Friday, July 27, 2018

A Slow Day

July 27, 2018

It’s been quiet down on the farm today. After our writer’s group at the library, a choice lay before me: paint the house or mow the lawn. Since the lawn was getting deep and rain is forecast for the next couple days, the paint job will have to wait for another day. Mowing is pretty ordinary stuff; back and forth over the same ground, again and again, making progress a row at a time. It’s not glamorous, and at the end of the day, though I can survey the finished product with satisfaction, I know that next week, it’s going to need it all over again. It’s a lot Ike preaching—back and forth over the same ground, tiny steps of progress till it all needs to be done again the following week. Contrary to what people see on TV, preaching is rarely glamorous, with only occasional breakthroughs. Isaiah stated it well: “precept upon precept, line upon line; here a little, there a little” (28:10 & 13).

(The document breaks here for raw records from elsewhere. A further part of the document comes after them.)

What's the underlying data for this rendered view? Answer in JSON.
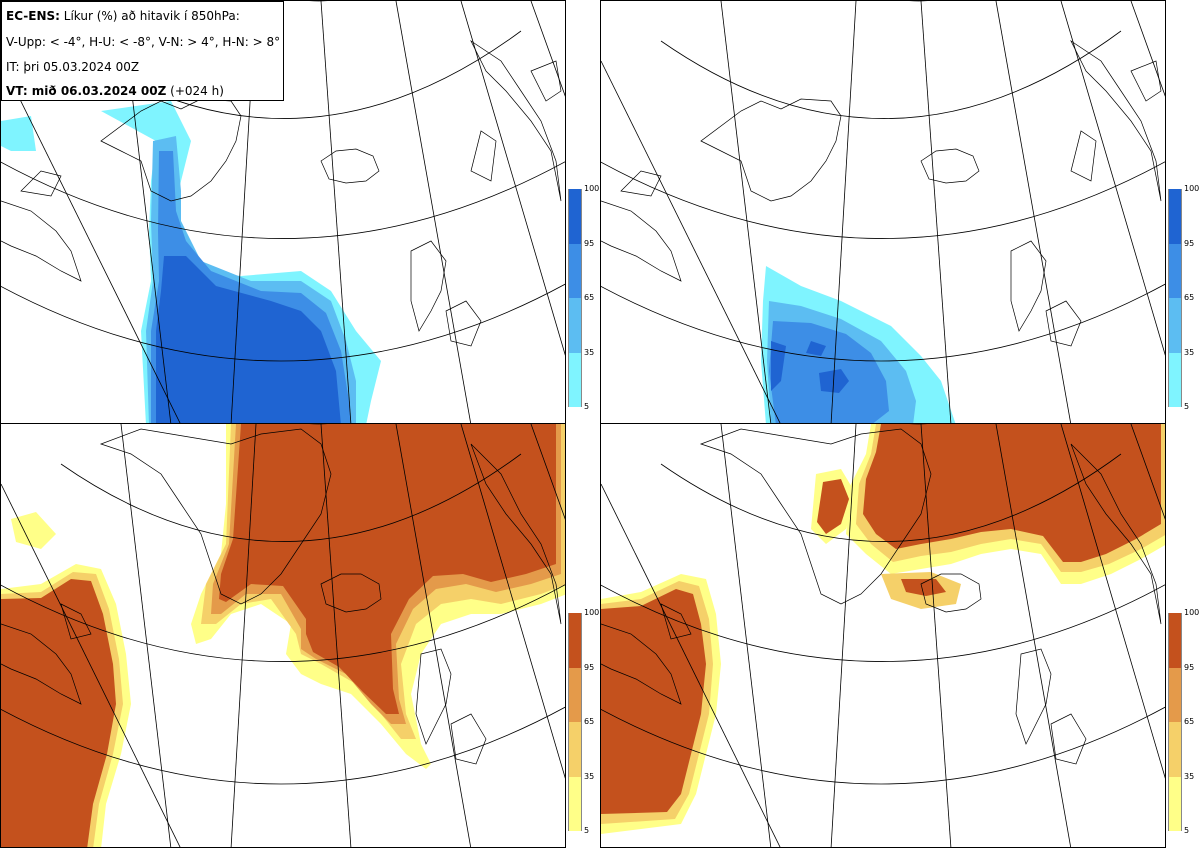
{
  "header": {
    "model": "EC-ENS:",
    "parameter": " Líkur (%) að hitavik í 850hPa:",
    "thresholds": "V-Upp: < -4°, H-U: < -8°, V-N: > 4°, H-N: > 8°",
    "initial_time": "IT: þri 05.03.2024 00Z",
    "valid_label": "VT: mið 06.03.2024 00Z",
    "lead_time": " (+024 h)"
  },
  "colorbar_cold": {
    "ticks": [
      "100",
      "95",
      "65",
      "35",
      "5"
    ],
    "colors": [
      "#1f64d2",
      "#3d8ee6",
      "#5cbdf2",
      "#7ff4ff"
    ]
  },
  "colorbar_warm": {
    "ticks": [
      "100",
      "95",
      "65",
      "35",
      "5"
    ],
    "colors": [
      "#c4511d",
      "#e49a4a",
      "#f5d069",
      "#ffff88"
    ]
  },
  "panels": [
    {
      "id": "upper-left",
      "quantity": "probability of anomaly < -4°"
    },
    {
      "id": "upper-right",
      "quantity": "probability of anomaly < -8°"
    },
    {
      "id": "lower-left",
      "quantity": "probability of anomaly > 4°"
    },
    {
      "id": "lower-right",
      "quantity": "probability of anomaly > 8°"
    }
  ]
}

Thankfulness isn’t measured only in great strides, miracles, and extraordinary events. If we had to wait for them, even the most grace-filled and spiritually perceptive would find themselves in gratitude deserts. A slower day spent in pretty mindless activity isn’t a bad thing. There are plenty of people who live in chaos, terror, or pain, wishing for the blessing of a nondescript day. I had one, with the added blessing of my wife coming home from a six-hour trip without incident. She slumbers beside me as I write; my bed and my heart are full.